Drake describes Greene Hook’s menu as “unconventional fine dining” and to prove his point, the barroom’s dominated by a shuffleboard league twice a week, as much of a draw for the neighborhood’s junior executives as the nightly dollar oysters and heavily discounted drink specials that keep beer, wine, and cocktails under $5 after work.

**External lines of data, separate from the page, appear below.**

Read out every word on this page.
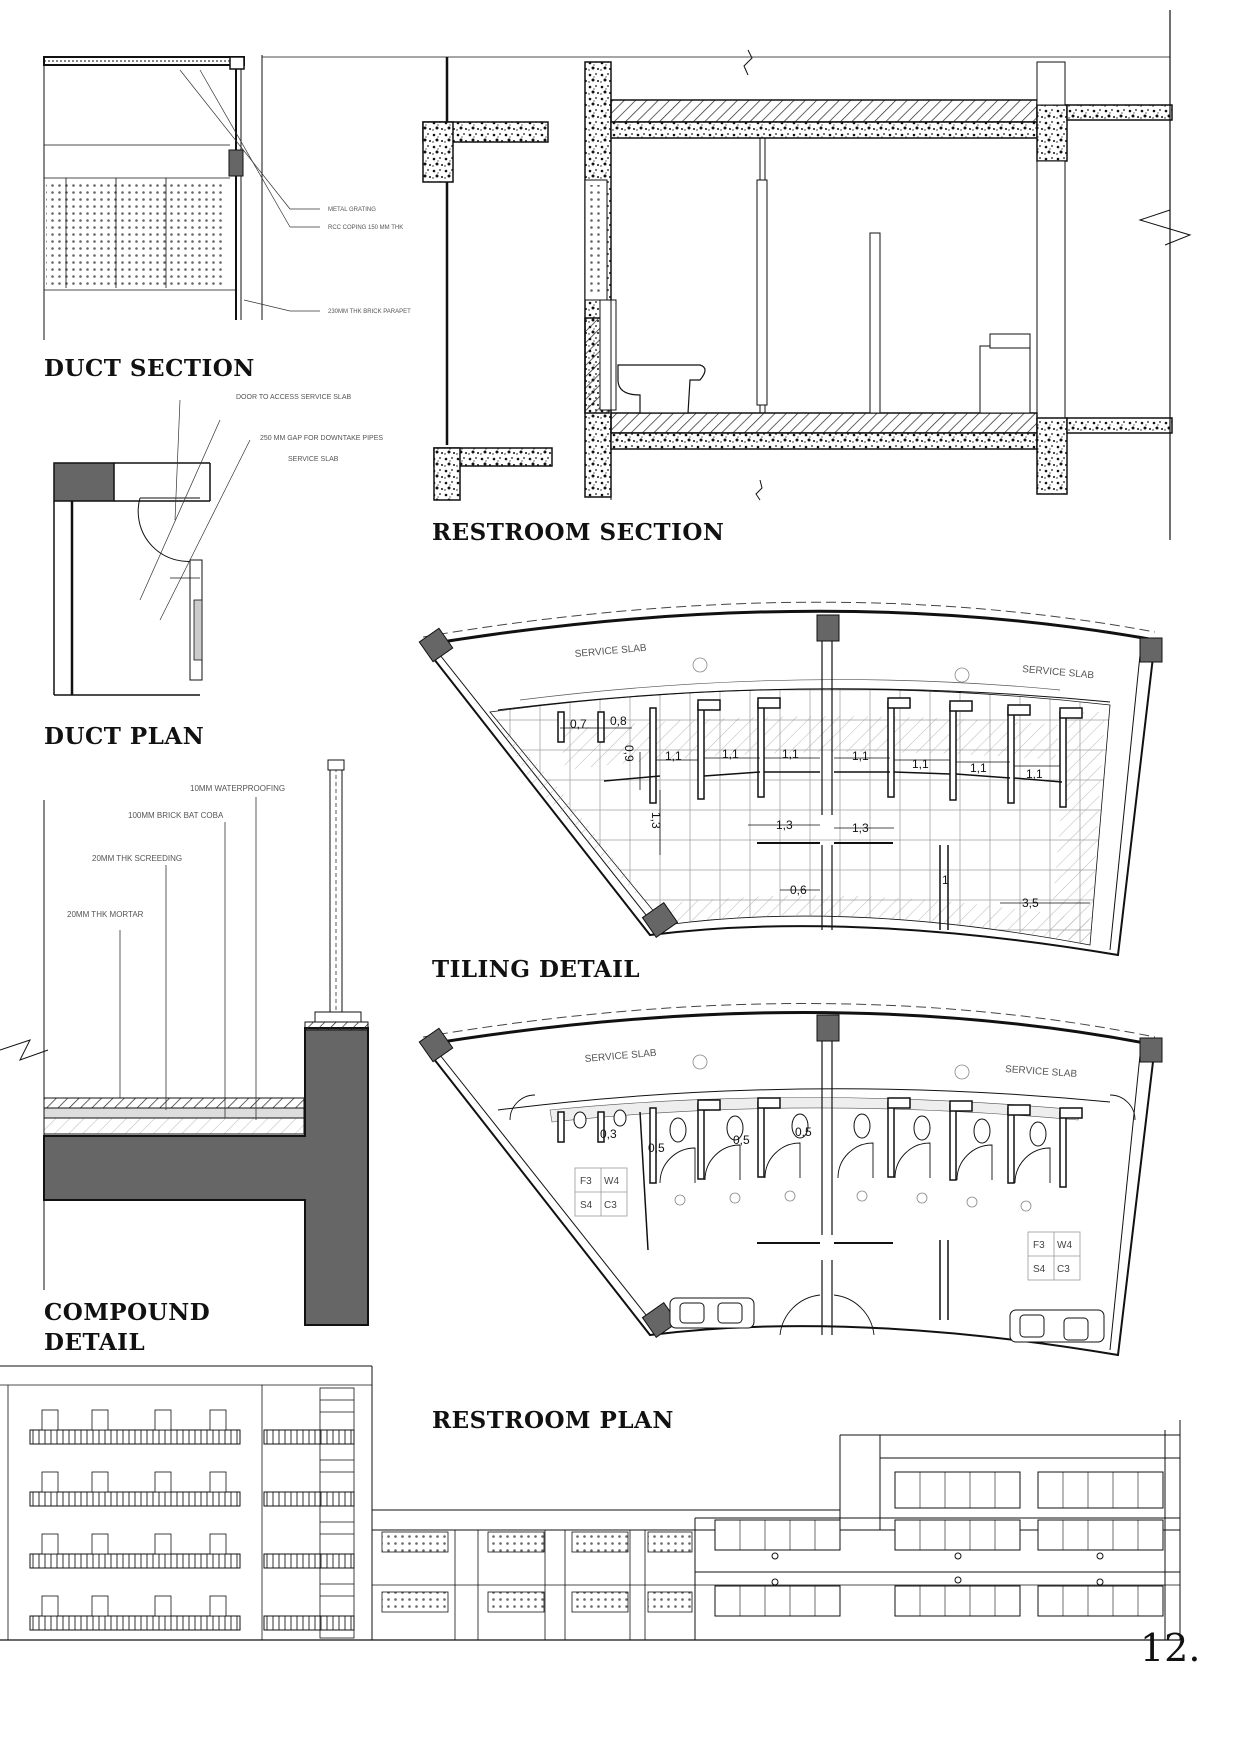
METAL GRATING
RCC COPING 150 MM THK
230MM THK BRICK PARAPET
DOOR TO ACCESS SERVICE SLAB
250 MM GAP FOR DOWNTAKE PIPES
SERVICE SLAB
20MM THK MORTAR
20MM THK SCREEDING
100MM BRICK BAT COBA
10MM WATERPROOFING
SERVICE SLAB
SERVICE SLAB
0,7 0,8
0,9 1,1	1,1	1,1	1,1
1,1	1,1	1,1
1,3	1,3	1,3
0,6
3,5
1
SERVICE SLAB
SERVICE SLAB
0,3
0,5
0,5
0,5
F3 W4
S4 C3
F3 W4
S4 C3
DUCT SECTION
DUCT PLAN
COMPOUND DETAIL
RESTROOM SECTION
TILING DETAIL
RESTROOM PLAN
12.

“We’re still figuring out how to do it, but we’re humming all the time,” he says, relieved and mindful such waterfront success stories aren’t always the case. After Ryland Inn shuttered the same year as Restaurant David Drake, Craig Shelton helmed the kitchen of Skylark on the Hudson, an upscale diner a few blocks uptown in Jersey City’s Newport neighborhood, only to see it too shutter after Hurricane Sandy.

More conventional dining dominates the revamped menu at Light Horse, where Drake’s always happy to reinvent dishes as long as he has access to the finest produce and proteins available. “I can plate something seven different ways, but that doesn’t matter if I don’t have the right ingredients,” he says. Now he can confidently impart French flair to the former chef’s daily specials, like a dorade wrapped in phyllo that was previously hunkered down in an afterthought of chickpeas. “Now it’s stuffed with wild mushrooms, and rolled up like a giant joint,” he says. 

And just as Drake takes cues from younger customers, he also pays attention to his young cooks at Light Horse Tavern. Because authenticity is just as vital as quality, a pork belly dish is paired with one back-of-the-house employee’s mother’s secret kimchi recipe. “He was here when I came on, started as a dishwasher, and had no experience in a commercial kitchen,” he says of the cook who’s now worked his way up to garde manger while also lending a hand to revamping the dessert program.

“Honestly I should probably ask him if it’s okay, ” says Drake, before tweaking the recipe’s notes of garlic and Korean chile. “He takes such pride in everything he does.”